Karl-Anthony Towns was able to do some "live-action" basketball activities last week as he tries to ramp up to play again this season. The Timberwolves have only 14 games left this season, and with Towns still at least some time away from playing again, it's natural to wonder just what version of Towns the Wolves will be getting when and if he should come back, and how will the team integrate him into what it has been doing without him this season.

How much will Towns play and how good will he be?

It's a safe bet to think Towns will be under a minutes restriction, at least for the first few games, when he returns. Coach Chris Finch suggested that could happen, when discussing Towns' status. He also said one way to manage those minutes may be to have Towns come off the bench. This is similar to what the Wolves did two seasons ago when D'Angelo Russell was coming back from a knee injury.

Towns coming off the bench, at least initially, may also be a way for the Wolves to limit any potential awkwardness he may have playing alongside Rudy Gobert. Towns could end up taking the minutes that typically go to Naz Reid, and the Wolves could play Towns sparingly, at least at the start of his comeback.

When Towns does return, it's hard to say just how effective he will be.

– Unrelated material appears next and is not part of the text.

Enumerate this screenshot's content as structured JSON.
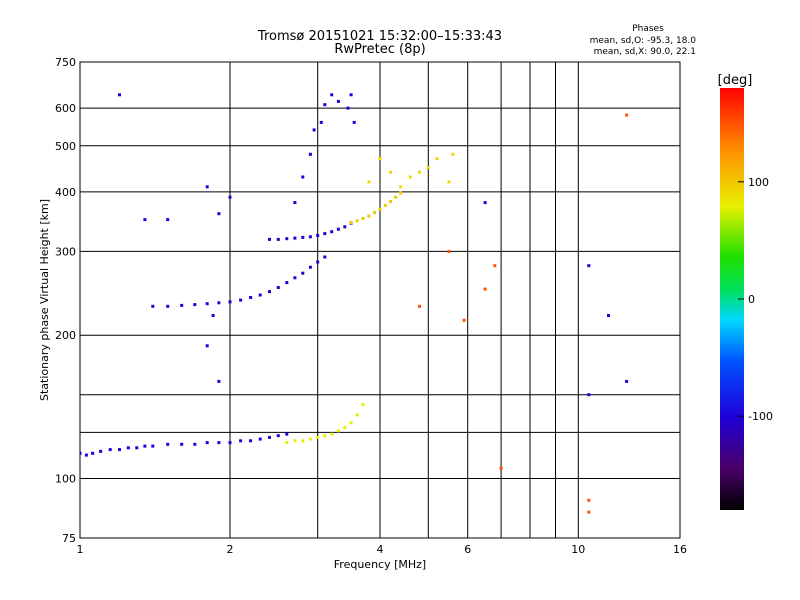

The Wolves don't have to look farther than their own bench to see what a recovery from a calf injury might look like. Point guard Jordan McLaughlin missed a total of 35 games dealing with his own calf injury, and McLaughlin said recently he didn't feel like himself at least for the first eight games he was back.

When Towns returns, the Wolves likely won't be getting the version who has made two All-NBA teams right away.

How will this affect how the Wolves play?

This can depend whether Towns comes off the bench or if the Wolves play him a lot of minutes with Gobert right away. When Towns was healthy, he played 401 of his 709 minutes with Gobert, and the Wolves need to know what they have in the Gobert-Towns partnership. Finch said that's a must for the organization moving forward.

"Regardless of what happens between here and the rest of the season, getting KAT with this group is such a priority just to see what we have," Finch said. "... We need to discover for offseason evaluation, tweaking, strategy, game plan, whatever it might be, we got to see what this thing looks like.

The Wolves were 9-10 in those games and had a clunky start to the season on both ends of the floor. The Wolves were 15th in offensive efficiency and 17th in defensive efficiency in the 21 games Towns played.

After he went down, those numbers separated, and the Wolves have formed more of a defensive identity since he went out. They are 22nd in offensive efficiency and 10th in defense in the games Towns has missed. In particular, the Wolves had trouble in transition defense when both Gobert and Towns were on the floor. Teams took advantage of the lack of speed.

The Wolves also tended to switch defensive coverages whether Gobert is on the floor or not. When he plays, the Wolves are typically in a form of drop coverage. When he doesn't, the Wolves tend to play more of a high-wall flying-around style they executed with Towns last season. This is how the Wolves tend to play when Reid is on the floor for Gobert. Bringing Towns off the bench and not playing him with Gobert could keep that balance in play and give Towns a familiar runway to play defense as he comes back. Forward Jaden McDaniels suggested this might be what the Wolves do.

"I think he will fit in just fine," McDaniels said. "I mean, it just depends what defense we are in. I feel like they're probably gonna put him in high wall. He's good at it, he did a good job all last year doing it. Just coming in as the missing piece, really."

But again, the Wolves want to see how Towns and Gobert pair together on both ends of the floor.

Why come back at all?

If the season goes on long enough, why shouldn't the Wolves just shut Towns down for the remainder of the season, especially if his return might complicate what the Wolves are doing now? For one, the Wolves were just below .500 when Towns got hurt, and they are still at .500 entering Monday's game against Atlanta. Second, the optics would look bad for all involved and especially Towns, who might get the unfair label that he didn't want to come back.

Third, if the Wolves do get him back for the end of the regular season and playoffs, maybe they can discover some of what the ceiling of this team can be – or see how low the floor can go. Either way, that provides information for the offseason, so long as Towns plays in enough games to make the data worthwhile. But with each game that goes by, that sample size for evaluation gets smaller, as does the ramp-up period for Towns to get back fully to 100%.